Can you name another profession where someone, out of their pocket, spends to make sure kids have school supplies? Where one works, off the clock, grading papers, tutoring failing students, or guiding a group of kids, after hours and off the clock, in chess club? I can’t.
Can you think of anyone who touched your life in such a way that it continues to guide you decades later? I can, three out of four are teachers.
The first one for me is Ms. Williams, an English teacher I had in middle school. She had encouraged me to follow my dreams of writing poetry, and not to listen to those who say poetry is a dying form of writing.
Next, Mr. Capps, he was my physics teacher in Middle School. Mr. Capps went out of his way to make learning physics not only fun but easy as well. I can still recall his teaching style and everything I learned.
Then, there was Paul Strelzin, who was principal when I was in Middle School. Strelzin – like Steve Crosno – helped me to find my voice, and get that first radio gig.
Each of these educators touched my life in such a way that I can contribute my success in life to them. They made so much happen for me, internally. They gave me knowledge, strength, and helped to unlock a potential that otherwise would have remained dormant. I’m thankful for every one of them.
Not too long ago, the Catholic Diocese of El Paso recognized many of their teachers during the SEED awards. At that awards dinner, Patricia R. Martinez, of St. Pius X Catholic School was named teacher of the year. The other day I was able to catch up with her and talk a bit about what it means to be a teacher, and teacher of the year.
Ms. Martinez is one of those rare teachers. She gets to follow the academic careers of the students she encounters at St. Pious X.
“What excites me, about my job as a teacher,” she said, “is that I get to see the progression of learning.”
Ms. Martinez teaches computer literacy and has been for the past twenty-nine years. From basic typing to coding, she is working to instill the skill set needed for her kids to succeed now, and in the future.
“I am a teacher because I really want to make a difference,” she says.
Before being a teacher, she was in retail. “I didn’t feel like I was making a difference to anyone,” she says. “It was all about the dollar.”
“The best thing,” she says, about being a teacher, “is being around children who want to learn. Who you can enlighten about G-d, about their faith. Sharing my knowledge about computers with them and hoping that I have something to give them besides just knowledge.”
Ms. Martinez does say that she wants to be able to give them something beyond just knowledge. She hopes that she can impart a piece of herself, what makes her, her. Then ineffable something that drives her to be the best she can be.
After hearing her speech at the SEED awards, after meeting her, I think that “something” is her faith.
Being a teacher is hard. You have students who come to you with many of their daily problems, their struggles, and at times it can be very heard helping them work through that. But to have faith, to know G-d, and to use that relationship as an example is what makes Ms.
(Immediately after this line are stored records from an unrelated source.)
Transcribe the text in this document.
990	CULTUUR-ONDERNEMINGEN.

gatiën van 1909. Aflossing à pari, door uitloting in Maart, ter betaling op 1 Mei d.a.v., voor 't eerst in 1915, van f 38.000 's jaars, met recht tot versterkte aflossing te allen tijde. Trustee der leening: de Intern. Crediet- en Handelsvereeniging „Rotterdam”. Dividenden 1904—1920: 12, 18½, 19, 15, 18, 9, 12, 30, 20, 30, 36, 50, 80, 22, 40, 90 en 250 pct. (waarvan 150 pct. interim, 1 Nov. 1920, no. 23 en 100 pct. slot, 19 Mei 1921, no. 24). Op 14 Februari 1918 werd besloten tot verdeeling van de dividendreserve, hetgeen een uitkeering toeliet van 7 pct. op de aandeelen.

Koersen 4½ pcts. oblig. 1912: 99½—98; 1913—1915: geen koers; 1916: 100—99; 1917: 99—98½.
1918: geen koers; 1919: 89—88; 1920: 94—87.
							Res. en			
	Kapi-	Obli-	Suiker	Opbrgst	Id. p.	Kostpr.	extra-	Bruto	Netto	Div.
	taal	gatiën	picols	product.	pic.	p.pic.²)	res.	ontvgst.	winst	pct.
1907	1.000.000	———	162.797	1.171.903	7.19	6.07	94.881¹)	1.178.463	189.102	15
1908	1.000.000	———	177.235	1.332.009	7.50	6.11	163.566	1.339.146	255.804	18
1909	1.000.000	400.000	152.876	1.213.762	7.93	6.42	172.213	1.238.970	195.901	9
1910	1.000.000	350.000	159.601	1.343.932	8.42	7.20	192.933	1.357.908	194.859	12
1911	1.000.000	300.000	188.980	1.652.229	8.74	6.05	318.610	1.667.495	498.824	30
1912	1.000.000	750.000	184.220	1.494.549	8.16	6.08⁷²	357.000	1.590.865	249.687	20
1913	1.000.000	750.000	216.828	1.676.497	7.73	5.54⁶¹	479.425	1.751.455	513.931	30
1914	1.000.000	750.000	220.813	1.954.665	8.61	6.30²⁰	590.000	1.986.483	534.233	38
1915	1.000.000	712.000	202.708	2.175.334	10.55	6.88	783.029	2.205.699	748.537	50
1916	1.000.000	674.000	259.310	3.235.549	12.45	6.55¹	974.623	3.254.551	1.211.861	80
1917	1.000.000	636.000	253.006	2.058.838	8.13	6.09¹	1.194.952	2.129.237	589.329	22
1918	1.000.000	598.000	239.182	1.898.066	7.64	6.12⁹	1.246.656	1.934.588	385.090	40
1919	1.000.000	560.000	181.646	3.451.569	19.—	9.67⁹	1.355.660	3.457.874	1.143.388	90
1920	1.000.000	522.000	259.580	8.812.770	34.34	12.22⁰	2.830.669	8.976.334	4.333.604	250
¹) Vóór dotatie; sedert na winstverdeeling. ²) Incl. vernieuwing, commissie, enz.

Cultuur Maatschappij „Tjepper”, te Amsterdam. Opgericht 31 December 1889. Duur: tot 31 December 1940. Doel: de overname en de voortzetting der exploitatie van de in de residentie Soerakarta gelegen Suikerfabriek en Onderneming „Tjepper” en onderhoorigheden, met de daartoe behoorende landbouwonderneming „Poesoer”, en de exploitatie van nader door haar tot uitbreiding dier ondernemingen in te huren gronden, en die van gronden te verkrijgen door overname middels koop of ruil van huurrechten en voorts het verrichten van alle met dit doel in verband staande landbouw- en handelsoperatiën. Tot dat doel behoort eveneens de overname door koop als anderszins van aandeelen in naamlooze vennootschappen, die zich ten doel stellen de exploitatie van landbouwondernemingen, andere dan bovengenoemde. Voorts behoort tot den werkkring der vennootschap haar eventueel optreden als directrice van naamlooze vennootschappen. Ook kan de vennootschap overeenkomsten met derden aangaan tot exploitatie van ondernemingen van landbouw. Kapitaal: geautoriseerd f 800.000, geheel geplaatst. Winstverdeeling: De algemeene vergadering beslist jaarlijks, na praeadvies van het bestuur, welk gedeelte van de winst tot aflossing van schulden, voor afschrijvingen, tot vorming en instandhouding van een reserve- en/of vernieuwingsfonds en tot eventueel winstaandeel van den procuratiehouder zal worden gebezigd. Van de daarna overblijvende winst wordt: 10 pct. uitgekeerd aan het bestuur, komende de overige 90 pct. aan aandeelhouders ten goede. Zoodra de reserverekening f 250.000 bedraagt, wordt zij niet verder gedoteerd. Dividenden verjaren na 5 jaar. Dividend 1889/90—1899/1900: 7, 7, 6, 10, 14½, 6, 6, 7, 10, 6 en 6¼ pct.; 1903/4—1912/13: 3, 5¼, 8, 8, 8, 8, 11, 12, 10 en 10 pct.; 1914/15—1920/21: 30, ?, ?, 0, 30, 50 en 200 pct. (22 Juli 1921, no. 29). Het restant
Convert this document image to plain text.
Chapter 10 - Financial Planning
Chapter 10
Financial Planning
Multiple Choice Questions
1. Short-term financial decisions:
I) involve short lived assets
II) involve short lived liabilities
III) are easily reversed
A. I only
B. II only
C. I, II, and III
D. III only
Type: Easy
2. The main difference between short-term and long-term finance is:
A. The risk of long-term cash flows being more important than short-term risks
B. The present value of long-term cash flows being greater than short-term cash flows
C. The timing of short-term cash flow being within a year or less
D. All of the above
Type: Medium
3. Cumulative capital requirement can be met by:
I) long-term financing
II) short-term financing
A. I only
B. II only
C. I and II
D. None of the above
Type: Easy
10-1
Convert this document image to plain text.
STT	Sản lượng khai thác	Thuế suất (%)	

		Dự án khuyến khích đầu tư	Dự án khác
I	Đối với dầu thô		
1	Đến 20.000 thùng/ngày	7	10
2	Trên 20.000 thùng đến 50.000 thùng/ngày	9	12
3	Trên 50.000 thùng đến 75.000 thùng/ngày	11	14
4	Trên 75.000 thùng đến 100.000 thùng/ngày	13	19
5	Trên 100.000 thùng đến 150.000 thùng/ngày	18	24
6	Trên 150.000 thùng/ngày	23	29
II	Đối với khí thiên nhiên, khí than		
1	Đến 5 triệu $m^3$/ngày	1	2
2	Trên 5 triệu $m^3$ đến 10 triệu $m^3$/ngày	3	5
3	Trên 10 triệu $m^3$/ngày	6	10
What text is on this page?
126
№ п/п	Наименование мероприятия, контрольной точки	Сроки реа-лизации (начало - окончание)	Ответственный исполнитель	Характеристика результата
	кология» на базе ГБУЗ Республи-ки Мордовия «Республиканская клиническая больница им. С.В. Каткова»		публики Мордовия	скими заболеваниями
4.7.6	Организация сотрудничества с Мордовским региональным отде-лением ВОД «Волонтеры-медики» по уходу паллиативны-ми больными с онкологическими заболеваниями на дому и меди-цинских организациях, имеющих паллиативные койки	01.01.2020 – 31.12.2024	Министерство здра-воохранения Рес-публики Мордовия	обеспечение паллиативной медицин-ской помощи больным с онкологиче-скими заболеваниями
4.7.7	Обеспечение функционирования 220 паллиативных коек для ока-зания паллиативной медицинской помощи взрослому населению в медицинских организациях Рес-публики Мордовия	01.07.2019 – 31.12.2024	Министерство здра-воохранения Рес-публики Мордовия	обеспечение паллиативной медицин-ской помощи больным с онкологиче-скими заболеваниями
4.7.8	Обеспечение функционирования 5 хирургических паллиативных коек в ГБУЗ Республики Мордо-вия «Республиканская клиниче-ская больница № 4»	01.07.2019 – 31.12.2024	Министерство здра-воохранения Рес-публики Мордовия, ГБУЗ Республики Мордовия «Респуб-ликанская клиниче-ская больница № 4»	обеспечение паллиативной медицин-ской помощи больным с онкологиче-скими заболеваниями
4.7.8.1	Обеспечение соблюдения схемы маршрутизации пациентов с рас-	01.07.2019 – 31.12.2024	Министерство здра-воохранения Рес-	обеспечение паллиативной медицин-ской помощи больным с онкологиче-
Martinez – like all parochial school teachers – stand out.
It’s an amazing thing when a child comes to you for help, and you know you can assist them. When you can also teach them life lessons that focus on G-d, how much better does it become?
Still, there are the hardships of being a teacher, like carving out time for yourself.
“The hardest thing about being a teacher is to manage time,” she says. “To prepare for lessons. I think that would be the hardest part, time management and preparing for lessons.” Ms. Martinez is a product of Catholic education and St. Pius X Catholic School is her alma mater.
After graduation, after her time working retail, it was the school she chose to return to as a teacher.
“To me,” she says, “a Catholic education is a true gift. My parents sacrificed a lot to provide that to me and my siblings. I know that what we do in Catholic Schools makes a difference to the child, to the family.”
It’s a win-win situation for all her students- for all students in a Catholic School. Not only do the kids gain a full education that they can build on, they also gain a firm spiritual foundation as well.
“I do feel that G-d called me here,” she says.
I think G-d calls all teachers. It’s a vocation that is divine in that it takes a strength beyond oneself to teach, to care for so many kids year after year.
That drive, that passion, it comes from G-d, and I am glad the Catholic Diocese of El Paso not only recognizes that in their teachers but encourages it as well.